Ein Weihnachtsgeschichte

Im Müll gelandetEs heißt doch immer, dass unsere lieben Mitbürger mit orientalischen oder vielleicht auch muslimischen Wurzel nicht gerade als integrationswillig gelten oder dass sie sich keinen Deut um unsere Kultur scheren. Das ist doch blanker Unsinn, rechte Hetze. In Niederösterreich hat erst vor kurzem ein Ägyptischer Zuwanderer gezeigt, wie sehr er mit der Österreichischen Kultur verwurzelt ist, wie besonders integriert er ist.

Kaum hatte sich unser Freund aus fernen Landen ein Grundstück gekauft, fing er auch schon an,  sich über eine Jesusfigur, die sich auf einem Grünstreifen vor seinem Grundstück befunden hatte, zu beschweren.  Er fühlte sich durch dieses religiöse Abbild gestört. Jetzt fühlt er sich dadurch nicht mehr gestört. Das Kreuz mit der Jesusfigur fiel den Renovierungsarbeiten, die unser Musterbeispiel für religiöse Toleranz an einem Gebäude vornehmen ließ, zum Opfer, “Heute” berichtete darüber.

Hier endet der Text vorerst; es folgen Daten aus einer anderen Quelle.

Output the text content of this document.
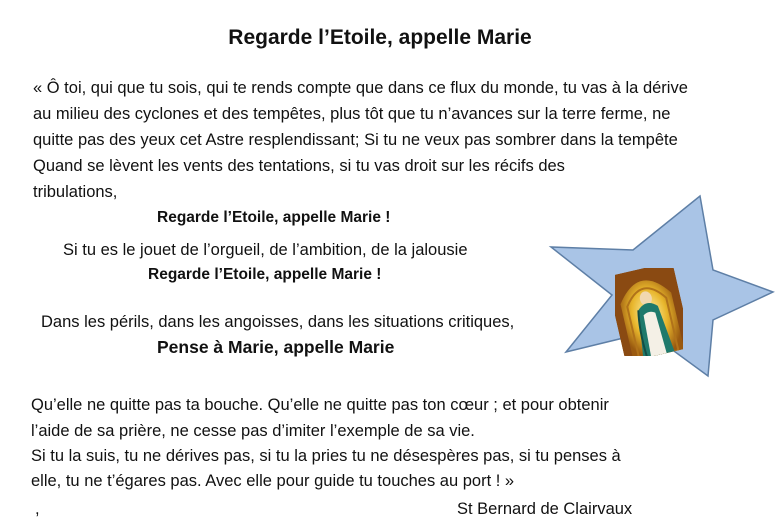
Regarde l’Etoile, appelle Marie
« Ô toi, qui que tu sois, qui te rends compte que dans ce flux du monde, tu vas à la dérive
au milieu des cyclones et des tempêtes, plus tôt que tu n’avances sur la terre ferme, ne
quitte pas des yeux cet Astre resplendissant; Si tu ne veux pas sombrer dans la tempête
Quand se lèvent les vents des tentations, si tu vas droit sur les récifs des
tribulations,
Regarde l’Etoile, appelle Marie !
Si tu es le jouet de l’orgueil, de l’ambition, de la jalousie
Regarde l’Etoile, appelle Marie !
Dans les périls, dans les angoisses, dans les situations critiques,
Pense à Marie, appelle Marie
Qu’elle ne quitte pas ta bouche. Qu’elle ne quitte pas ton cœur ; et pour obtenir
l’aide de sa prière, ne cesse pas d’imiter l’exemple de sa vie.
Si tu la suis, tu ne dérives pas, si tu la pries tu ne désespères pas, si tu penses à
elle, tu ne t’égares pas. Avec elle pour guide tu touches au port ! »
,	St Bernard de Clairvaux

Ich verstehe seinen Unmut. Es kann doch nicht sein, dass jemanden, der aus einem muslemischen Land in das unkultivierte Österreich kommt, jeden Tag auf ein religiöses Symbol der Ungläubigen blicken muss. Das ist doch nicht zumutbar.

Und die Nachbarn, die Anrainer, nur böse und gehässige Menschen. In ihrem  Hass auf alles Fremde und Andersartige wandten sie sich sogar an die FPÖ, die schließlich Anzeige wegen Sachbeschädigung und Herabwürdigung religiöser Lehren erstattet haben soll. Wie perfide ist das denn?

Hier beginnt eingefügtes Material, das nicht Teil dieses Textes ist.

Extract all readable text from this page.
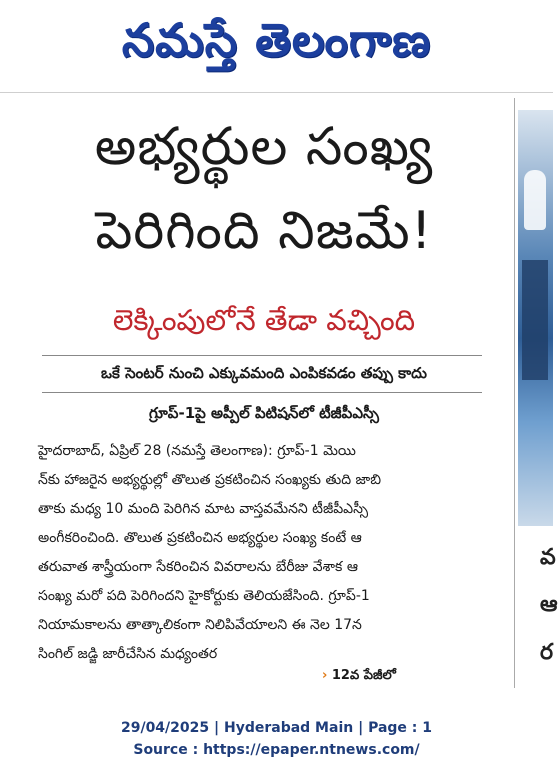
నమస్తే తెలంగాణ
వ
ఆ
ర
అభ్యర్థుల సంఖ్య
పెరిగింది నిజమే!
లెక్కింపులోనే తేడా వచ్చింది
ఒకే సెంటర్ నుంచి ఎక్కువమంది ఎంపికవడం తప్పు కాదు
గ్రూప్-1పై అప్పీల్ పిటిషన్‌లో టీజీపీఎస్సీ
హైదరాబాద్, ఏప్రిల్ 28 (నమస్తే తెలంగాణ): గ్రూప్-1 మెయి
న్‌కు హాజరైన అభ్యర్థుల్లో తొలుత ప్రకటించిన సంఖ్యకు తుది జాబి
తాకు మధ్య 10 మంది పెరిగిన మాట వాస్తవమేనని టీజీపీఎస్సీ
అంగీకరించింది. తొలుత ప్రకటించిన అభ్యర్థుల సంఖ్య కంటే ఆ
తరువాత శాస్త్రీయంగా సేకరించిన వివరాలను బేరీజు వేశాక ఆ
సంఖ్య మరో పది పెరిగిందని హైకోర్టుకు తెలియజేసింది. గ్రూప్-1
నియామకాలను తాత్కాలికంగా నిలిపివేయాలని ఈ నెల 17న
సింగిల్ జడ్జి జారీచేసిన మధ్యంతర
› 12వ పేజీలో
29/04/2025 | Hyderabad Main | Page : 1
Source : https://epaper.ntnews.com/
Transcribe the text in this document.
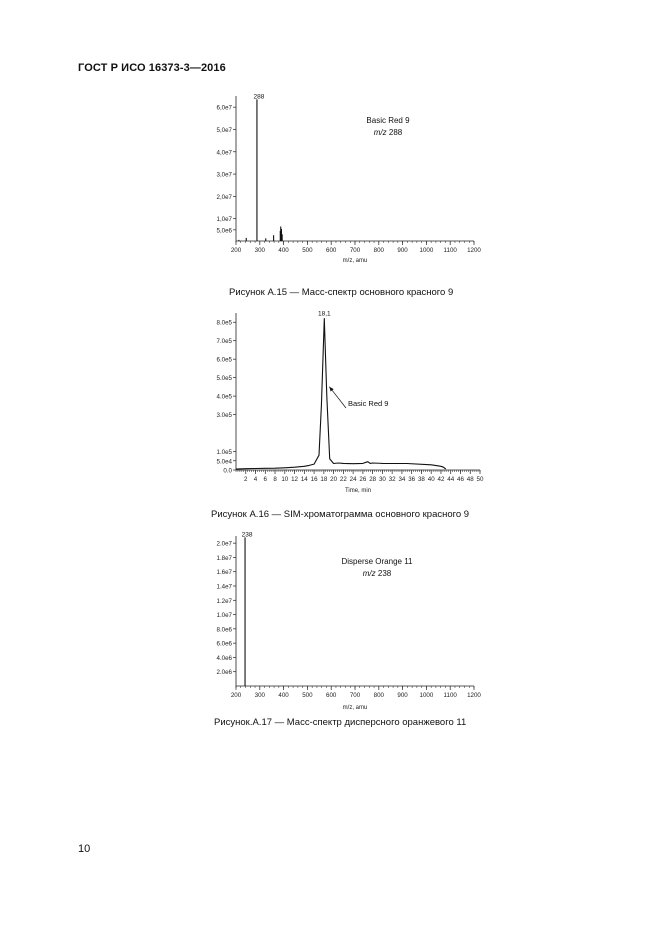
ГОСТ Р ИСО 16373-3—2016
5,0e6
1,0e7
2,0e7
3,0e7
4,0e7
5,0e7
6,0e7
200 300 400 500 600 700 800 900 1000 1100 1200
m/z, amu
288
Basic Red 9
m/z 288
Рисунок А.15 — Масс-спектр основного красного 9
0.0
5.0e4
1.0e5
3.0e5
4.0e5
5.0e5
6.0e5
7.0e5
8.0e5
2 4 6 8 10 12 14 16 18 20 22 24 26 28 30 32 34 36 38 40 42 44 46 48 50
Time, min
18,1
Basic Red 9
Рисунок А.16 — SIM-хроматограмма основного красного 9
2.0e6
4.0e6
6.0e6
8.0e6
1.0e7
1.2e7
1.4e7
1.6e7
1.8e7
2.0e7
200 300 400 500 600 700 800 900 1000 1100 1200
m/z, amu
238
Disperse Orange 11
m/z 238
Рисунок.А.17 — Масс-спектр дисперсного оранжевого 11
10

Der Bürgermeister dieser Gemeinde, wie reagierte dieses Musterbeispiel an sozialdemokratischer Tugend?

Bürgermeister Hubert Tomsic (SP) agierte verhalten: “Ich hatte ein Gespräch mit dem Mann. Das Kreuz wird an einer anderen Stelle in der Gasse auf seine Kosten neu aufgestellt“. („heute.at“)

Schluss jetzt mit bösen Scherzen auf Kosten der geplagten Anrainer und Nachbarn. Das Kreuz wird an einer anderen Stelle neu aufgestellt, auf Kosten des Frevlers.  Na geht’s noch.

Wäre es umkehrt und ein paar grenzdebile Angehörige des Furchenadels würden nach einer durchzechten Nacht am Stammtisch, eine etwa vorhandene Moschee oder ein Minarett beschädigen oder verunstalten, würden dann diese geistigen Grenzgänger, oder sind es nur Patrioten, Schutzheilige des Abendlandes, auch diese Möglichkeit bekommen, den Schaden, mehr oder weniger, wieder gut zu machen?

Nein, natürlich nicht, sie wären doch gemeingefährliche Rassisten, Angehörige der rechtsradikalen Szene. Der Verfassungsschutz, die Grünen und ihre Steigbügelhalter, die SPÖ und all die anderen Blödmenschen Gutmenschen, ja die würden sich die Hände reiben, wieder ein Erfolgserlebnis in der Bekämpfung von rechtsradikalem Treiben.

In diesem Sinne, Freundschaft Genossen!